Today was a really nice day. I went to the female bloggers meeting and had the best time. Time flew by and before I knew it, 2 hrs had passed and it was time to go home.... thanks for the good time everyone! Btw... you girls are really a nice group of ppl.
I've been thinking about my blog lately.... being bored and not knowing what to write, and then also feeling bad for things I've written in the past. Judging w/out ever giving a reason for the judgment. I've made comments about the way girls wear make-up here and their perfume.. not really thinking about how it might affect other ppl. The bad thing about life is that sometimes when you're exposed to really negative individuals who strive to leave a bad taste in your mouth.... no matter how much you try not to be maimed by it, that bad taste keeps building up and building up.... until you become sorta tarnished, I guess is a way to put it. You start to think differently, judge, and dislike a group of ppl based on past experiences. Yeah... not everyone is alike... I know that... but... I did find myself judging and disliking ppl based on the actions of a few.
I guess you could say it all started like this....
I had the great misfortune of meeting (in person and a few on the net) some Arab girls in the States who were friendly, at first, I guess to size me up for the kill they intended later... with one girl coming to our place, pretending to be all friendly, trying on my eye glasses while going on about how much she liked them, telling me her life story, and later, before leaving, slipping my eye glasses into her purse... now you see them, now you don't.
Thankfully I never saw her again after that.... and no, I didn't mention the glasses to her... what was the point. Not like she'd give 'em back or even admit to it. All of this was after I had been subjected to her retarded/high school girl ways off and on for months.... and, for me, the last straw came when she started coming on way to strong, for my blood, w/ the hubby - over and over again matter of fact, and for anyone who knows me, well...you know I hate that crap more than anything.
One evening, while at a gathering at someone's house... after having a few drinks, I told this girl what I thought of her. And I guess that was the wrong thing to do w/ miss priss because all of the guys there that night (who are Bahraini and now live here - and thankfully I haven't seen any of them!), including her, started telling me how no one would accept me in Bahrain. Ppl would pretend to like me to my face, but would really be laughing behind my back. And that where ever I went, I would need to watch my back... going on and on about how I'd never be accepted, all the while telling me how it's not safe to live here, how everyone hates Americans.... and the main one going on about it was a Royal.... I guess he had to protect his goods.... hmmm... well, she was the goody prize for many or so it seemed from her actions.... maybe it was all based on the fact that I was American, engaged to a Bahraini and no one liked it... I don't know.
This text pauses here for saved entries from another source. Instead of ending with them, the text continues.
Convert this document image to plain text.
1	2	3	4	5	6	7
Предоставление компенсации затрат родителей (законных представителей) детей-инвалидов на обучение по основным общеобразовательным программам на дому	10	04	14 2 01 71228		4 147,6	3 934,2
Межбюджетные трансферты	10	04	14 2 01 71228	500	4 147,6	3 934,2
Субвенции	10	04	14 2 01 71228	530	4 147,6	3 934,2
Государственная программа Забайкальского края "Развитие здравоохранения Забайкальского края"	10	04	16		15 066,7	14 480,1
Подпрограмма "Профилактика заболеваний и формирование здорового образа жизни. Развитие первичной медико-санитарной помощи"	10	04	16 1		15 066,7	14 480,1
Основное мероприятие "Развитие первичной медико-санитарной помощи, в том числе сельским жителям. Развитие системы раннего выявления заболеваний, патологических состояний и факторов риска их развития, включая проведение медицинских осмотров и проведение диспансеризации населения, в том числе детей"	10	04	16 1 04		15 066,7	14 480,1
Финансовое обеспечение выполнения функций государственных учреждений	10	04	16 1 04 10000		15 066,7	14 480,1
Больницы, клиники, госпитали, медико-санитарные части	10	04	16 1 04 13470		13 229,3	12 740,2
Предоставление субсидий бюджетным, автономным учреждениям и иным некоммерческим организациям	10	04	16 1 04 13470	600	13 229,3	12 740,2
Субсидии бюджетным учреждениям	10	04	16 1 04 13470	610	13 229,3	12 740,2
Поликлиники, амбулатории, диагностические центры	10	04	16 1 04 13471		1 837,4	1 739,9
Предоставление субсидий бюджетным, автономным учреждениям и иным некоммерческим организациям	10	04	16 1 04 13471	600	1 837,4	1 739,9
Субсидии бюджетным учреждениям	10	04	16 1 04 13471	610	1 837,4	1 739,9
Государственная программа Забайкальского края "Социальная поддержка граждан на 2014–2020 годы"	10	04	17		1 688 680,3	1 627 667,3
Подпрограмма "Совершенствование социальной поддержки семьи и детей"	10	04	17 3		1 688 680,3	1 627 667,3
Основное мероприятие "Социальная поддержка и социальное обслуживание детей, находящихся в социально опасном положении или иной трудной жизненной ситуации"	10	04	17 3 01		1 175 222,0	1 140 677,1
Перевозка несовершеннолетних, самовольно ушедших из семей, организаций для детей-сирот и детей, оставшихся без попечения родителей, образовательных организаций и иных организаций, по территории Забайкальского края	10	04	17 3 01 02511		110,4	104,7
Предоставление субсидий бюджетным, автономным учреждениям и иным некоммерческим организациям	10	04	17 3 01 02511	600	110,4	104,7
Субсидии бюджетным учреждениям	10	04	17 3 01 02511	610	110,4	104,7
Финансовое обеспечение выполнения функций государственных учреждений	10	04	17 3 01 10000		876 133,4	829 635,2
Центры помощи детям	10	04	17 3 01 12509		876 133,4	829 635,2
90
They were all just... so nice... ?! I'll tell ya... it gave me such a warm and fuzzy feeling inside... that's fer sure!
And then when I came here, wouldn't you know it, I started to experience these lovely mature ways of behaving from some girls and it seemed that there was a whole new world of games from a select few. Seems that some took this art to a whole new level... because everywhere I turned, I got paint all over me. Such joy. Made my first few years of living here such sweetness.... made me believe those stories for a LONG while.
Needless to say, all of it made me seethe w/ disgust, and I started to wonder if everyone was like this.... hence my blog entries. I know you shouldn't judge a book by its cover... but I did.
I believe in karma... so I was getting kicked in the butt for something, obviously.... but one of the girls that did this to me here in Bahrain... well, I still see her on occasion... and... it's true - what goes around comes back around! :)
thankfully life is much better now....
and sorry to all of you that I offended.